Structured data systems are used to house information and facilitate many business functions and can be built in a wide variety of tools for an even wider variety of functions. Some examples include systems to track Human Resources, contracts and grants, public reports and regulatory filings, medical records and insurance claims. These systems are typically accessed through an enterprise system over a shared network or intranet but may also be caches of spreadsheets or databases on a custodian’s machine. During custodian interviews, be on the lookout for any indication that a system like this is in use.

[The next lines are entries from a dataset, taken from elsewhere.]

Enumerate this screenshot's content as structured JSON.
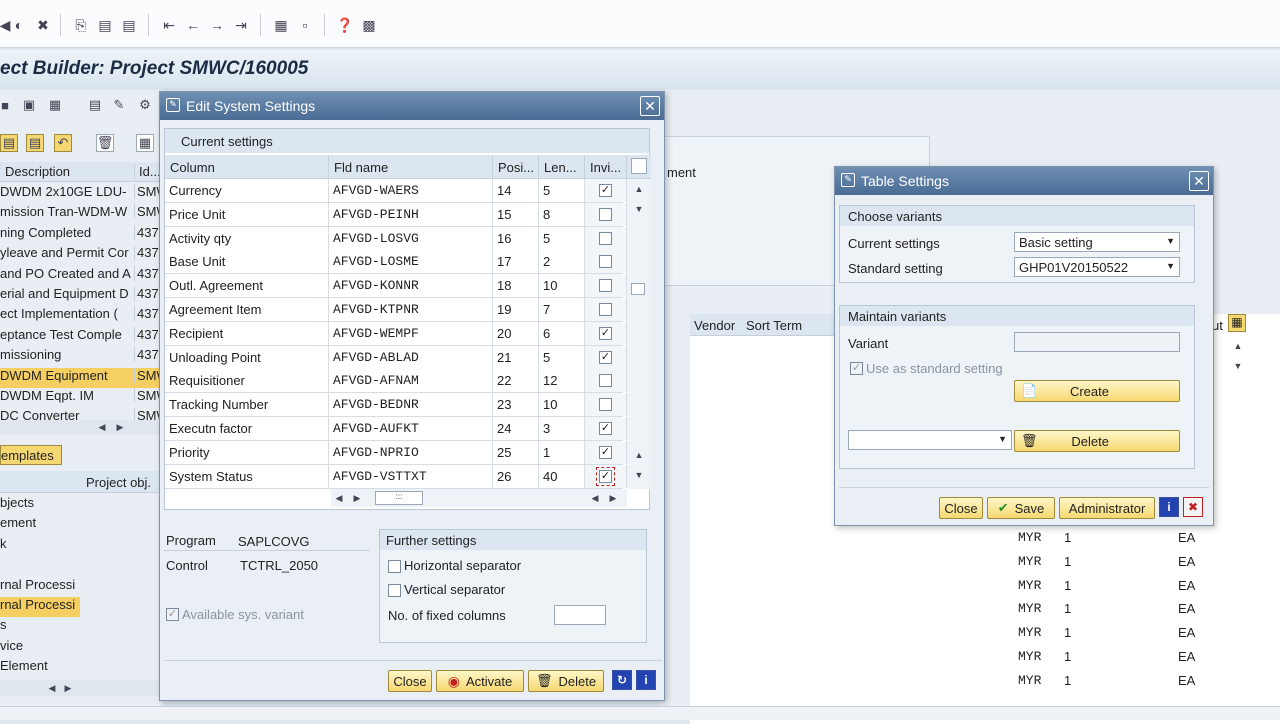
{
  "app": {
    "title": "ect Builder: Project SMWC/160005"
  },
  "bg_left": {
    "header_description": "Description",
    "header_id": "Id...",
    "rows": [
      {
        "d": "DWDM 2x10GE LDU-",
        "i": "SMW"
      },
      {
        "d": "mission Tran-WDM-W",
        "i": "SMW"
      },
      {
        "d": "ning Completed",
        "i": "437"
      },
      {
        "d": "yleave and Permit Cor",
        "i": "437"
      },
      {
        "d": "and PO Created and A",
        "i": "437"
      },
      {
        "d": "erial and Equipment D",
        "i": "437"
      },
      {
        "d": "ect Implementation (",
        "i": "437"
      },
      {
        "d": "eptance Test Comple",
        "i": "437"
      },
      {
        "d": "missioning",
        "i": "437"
      },
      {
        "d": "DWDM Equipment",
        "i": "SMW"
      },
      {
        "d": "DWDM Eqpt. IM",
        "i": "SMW"
      },
      {
        "d": "DC Converter",
        "i": "SMW"
      }
    ],
    "templates_label": "emplates",
    "project_obj_header": "Project obj.",
    "tree": [
      "bjects",
      "ement",
      "k",
      "",
      "rnal Processi",
      "rnal Processi",
      "s",
      "vice",
      "Element"
    ]
  },
  "bg_right": {
    "field_label": "ment",
    "col_vendor": "Vendor",
    "col_sort_term": "Sort Term",
    "col_ut": "ut",
    "rows": [
      {
        "cur": "MYR",
        "qty": "1",
        "unit": "EA"
      },
      {
        "cur": "MYR",
        "qty": "1",
        "unit": "EA"
      },
      {
        "cur": "MYR",
        "qty": "1",
        "unit": "EA"
      },
      {
        "cur": "MYR",
        "qty": "1",
        "unit": "EA"
      },
      {
        "cur": "MYR",
        "qty": "1",
        "unit": "EA"
      },
      {
        "cur": "MYR",
        "qty": "1",
        "unit": "EA"
      },
      {
        "cur": "MYR",
        "qty": "1",
        "unit": "EA"
      }
    ]
  },
  "edit_dialog": {
    "title": "Edit System Settings",
    "current_settings": "Current settings",
    "columns": [
      "Column",
      "Fld name",
      "Posi...",
      "Len...",
      "Invi..."
    ],
    "rows": [
      {
        "col": "Currency",
        "fld": "AFVGD-WAERS",
        "pos": "14",
        "len": "5",
        "inv": true
      },
      {
        "col": "Price Unit",
        "fld": "AFVGD-PEINH",
        "pos": "15",
        "len": "8",
        "inv": false
      },
      {
        "col": "Activity qty",
        "fld": "AFVGD-LOSVG",
        "pos": "16",
        "len": "5",
        "inv": false
      },
      {
        "col": "Base Unit",
        "fld": "AFVGD-LOSME",
        "pos": "17",
        "len": "2",
        "inv": false
      },
      {
        "col": "Outl. Agreement",
        "fld": "AFVGD-KONNR",
        "pos": "18",
        "len": "10",
        "inv": false
      },
      {
        "col": "Agreement Item",
        "fld": "AFVGD-KTPNR",
        "pos": "19",
        "len": "7",
        "inv": false
      },
      {
        "col": "Recipient",
        "fld": "AFVGD-WEMPF",
        "pos": "20",
        "len": "6",
        "inv": true
      },
      {
        "col": "Unloading Point",
        "fld": "AFVGD-ABLAD",
        "pos": "21",
        "len": "5",
        "inv": true
      },
      {
        "col": "Requisitioner",
        "fld": "AFVGD-AFNAM",
        "pos": "22",
        "len": "12",
        "inv": false
      },
      {
        "col": "Tracking Number",
        "fld": "AFVGD-BEDNR",
        "pos": "23",
        "len": "10",
        "inv": false
      },
      {
        "col": "Executn factor",
        "fld": "AFVGD-AUFKT",
        "pos": "24",
        "len": "3",
        "inv": true
      },
      {
        "col": "Priority",
        "fld": "AFVGD-NPRIO",
        "pos": "25",
        "len": "1",
        "inv": true
      },
      {
        "col": "System Status",
        "fld": "AFVGD-VSTTXT",
        "pos": "26",
        "len": "40",
        "inv": true
      }
    ],
    "program_label": "Program",
    "program_value": "SAPLCOVG",
    "control_label": "Control",
    "control_value": "TCTRL_2050",
    "available_label": "Available sys. variant",
    "further_settings": "Further settings",
    "horizontal_sep": "Horizontal separator",
    "vertical_sep": "Vertical separator",
    "fixed_cols_label": "No. of fixed columns",
    "fixed_cols_value": "",
    "btn_close": "Close",
    "btn_activate": "Activate",
    "btn_delete": "Delete"
  },
  "table_dialog": {
    "title": "Table Settings",
    "choose_variants": "Choose variants",
    "current_settings_label": "Current settings",
    "current_settings_value": "Basic setting",
    "standard_setting_label": "Standard setting",
    "standard_setting_value": "GHP01V20150522",
    "maintain_variants": "Maintain variants",
    "variant_label": "Variant",
    "variant_value": "",
    "use_as_standard": "Use as standard setting",
    "btn_create": "Create",
    "btn_delete": "Delete",
    "btn_close": "Close",
    "btn_save": "Save",
    "btn_admin": "Administrator"
  },
  "colors": {
    "accent": "#4a6c94",
    "selected": "#f6cf62",
    "button": "#f6d872"
  }
}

Once you have identified a structured data system that contains relevant information, a plan of action specific to that system must be designed and implemented in order to collect information in a forensically sound manner and in a format that will be feasible for review and production. Tools and techniques specific to the handling of structured data must be employed in addition, or in place of, traditional document collection and processing tools. You will need someone familiar with the data and how it is input, stored and used within the system as well as someone who has the technical ability to work with the database system to extract relevant information into a useable format. A structured data collection project can be complicated as these systems can contain vast amounts of complex information. However, as the information is stored in a rigid, consistent manner with the right technical ability and data insight you can use this information to not only meet discovery obligations but also to dig into the data and understand much more about your case.
What is structured data, and how do you identify it and deal with it?
Arguably, data collection is one of the most important phases of the discovery process. Therefore, becoming educated about different collection protocols and tools and staying flexible during the collection phase is extremely beneficial. As with other phases of discovery, employ a team approach to share the tasking, document all key decisions and assumptions, and rely upon others such as IT, Records Management and Subject Matter Experts to point you in the right direction.